Brand Innovation · Product Strategy · Youth Marketing
This project proposed Code Energy Water, a Genki Forest product concept designed for programmers, computer science students, self-learners, and young digital workers. The core insight was that this audience often faces long hours of study, coding, debugging, and screen-based work, but existing drink choices are usually divided between coffee, which feels functional but heavy, and traditional energy drinks, which feel intense and high-pressure. Genki Forest already owns a strong association with zero sugar, lightness, freshness, and low burden, so the project aimed to extend this brand perception into a more specific youth subculture: coding culture. Instead of treating the product as only a beverage, the proposal turned it into a light identity symbol and social interaction experience. Through bottle-label coding challenges, cap QR-code interactions, daily logic tasks, achievement badges, social sharing posters, and campus or workplace leaderboards, Code Energy Water was designed to make “staying clear-minded” not just a functional benefit, but a cultural expression that young programmers can understand, participate in, and share.
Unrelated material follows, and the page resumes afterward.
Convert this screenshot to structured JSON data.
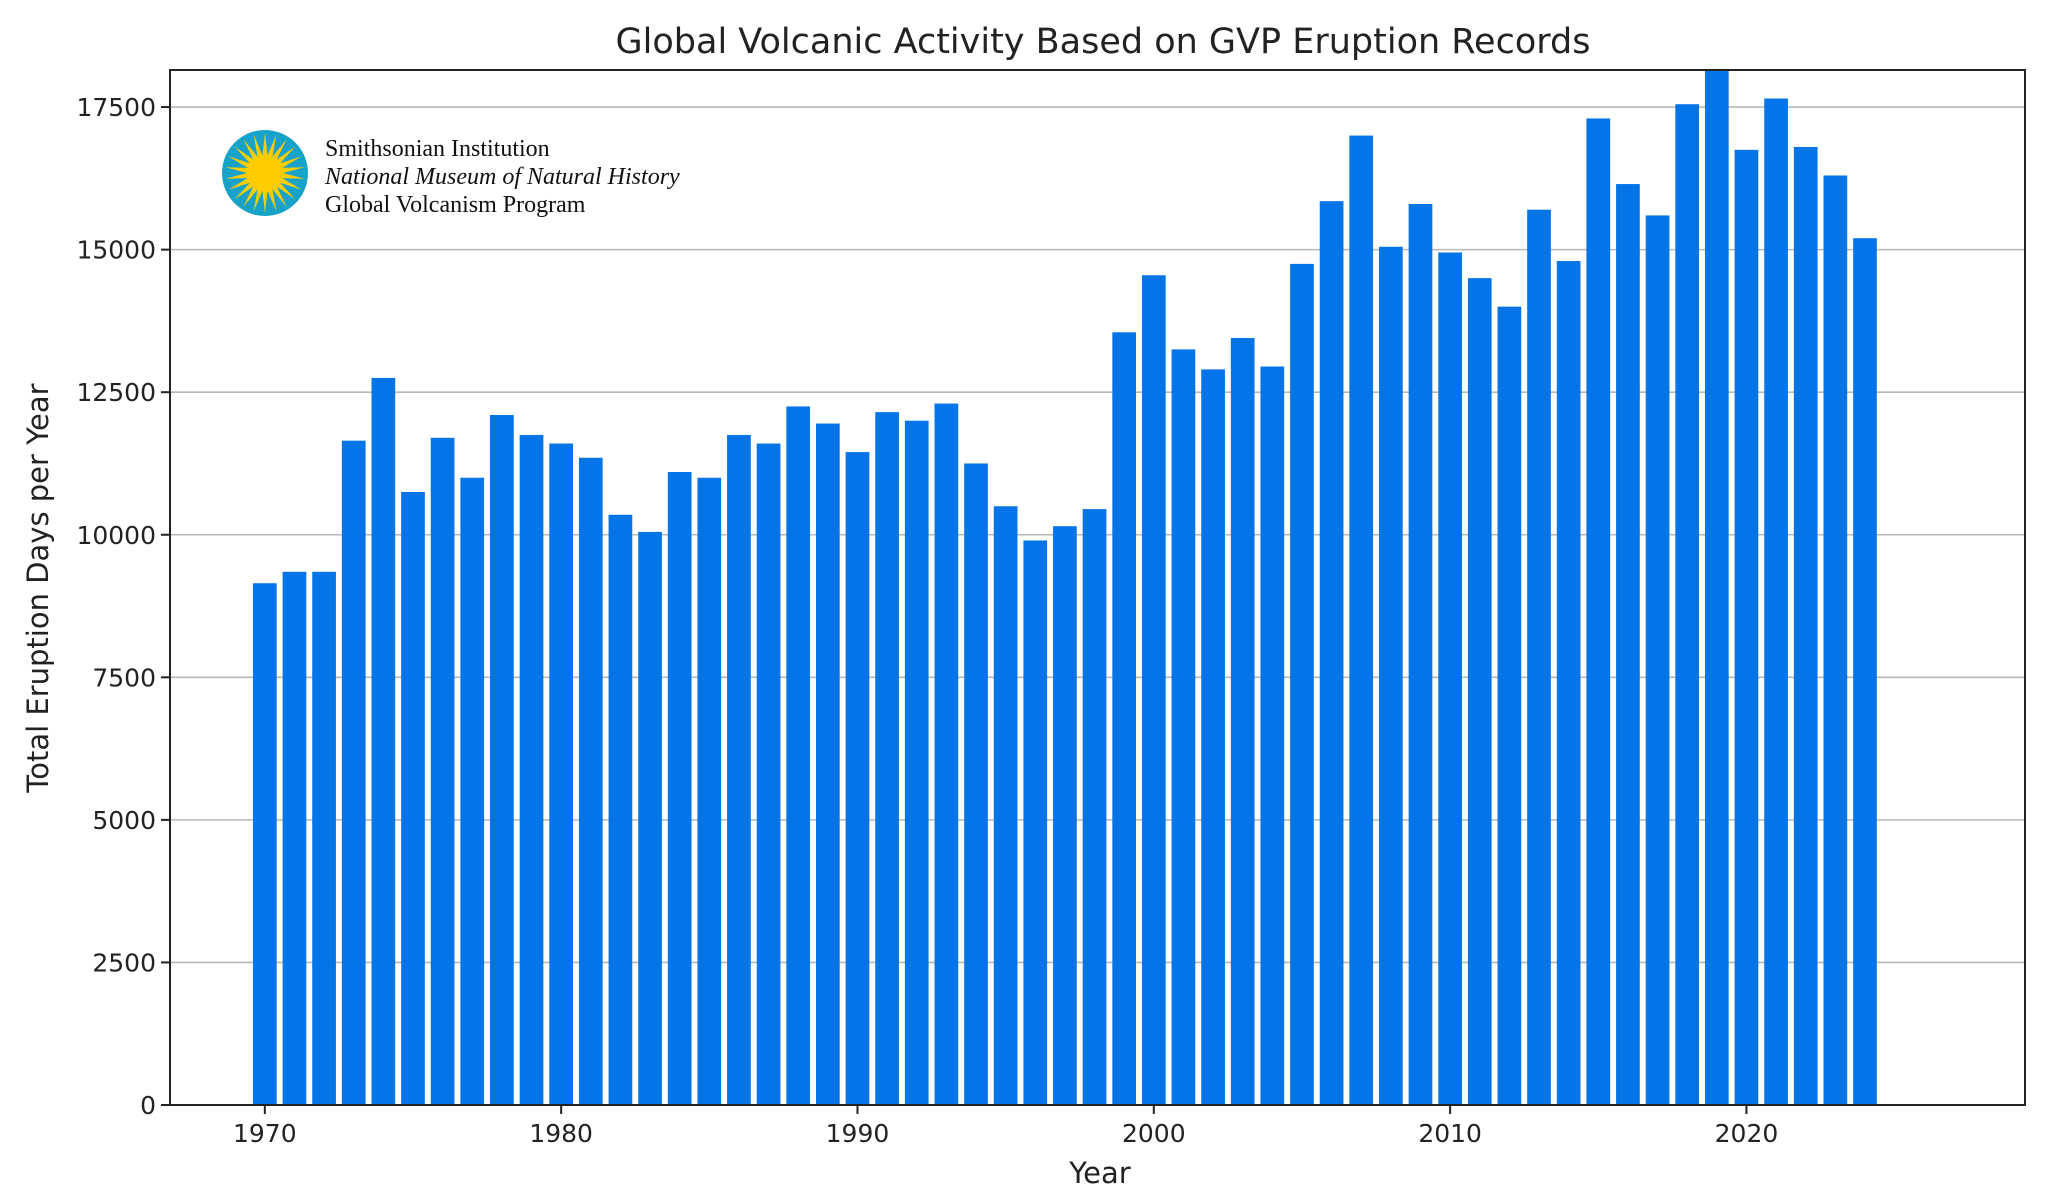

This project helped me understand how product innovation can become more powerful when it is connected to a specific cultural group. The most important part was not simply designing a new flavor or a new package. It was finding a real emotional and behavioral gap among young programmers: they need focus and refreshment, but they also want to feel understood. Code is not only a tool for them; it is also a language, a lifestyle, and a shared identity. By turning coding challenges, daily clarity, and light achievement into part of the drinking experience, the product became more than water. It became a small ritual that could make users feel seen. I also learned that strong youth marketing depends on participation. A product can attract attention through visual design, but it becomes memorable when users can interact with it, complete something, and share it with others. The QR-code challenge, clarity badge, energy points, and leaderboard system were designed to make the product naturally spread through daily use instead of relying only on advertising. Overall, this project strengthened my ability to connect consumer insight, product concept, interaction design, and brand communication into one complete proposal. It trained me to think about how a beverage brand can enter a niche culture without feeling forced, and how a simple product can be turned into a recognizable social symbol.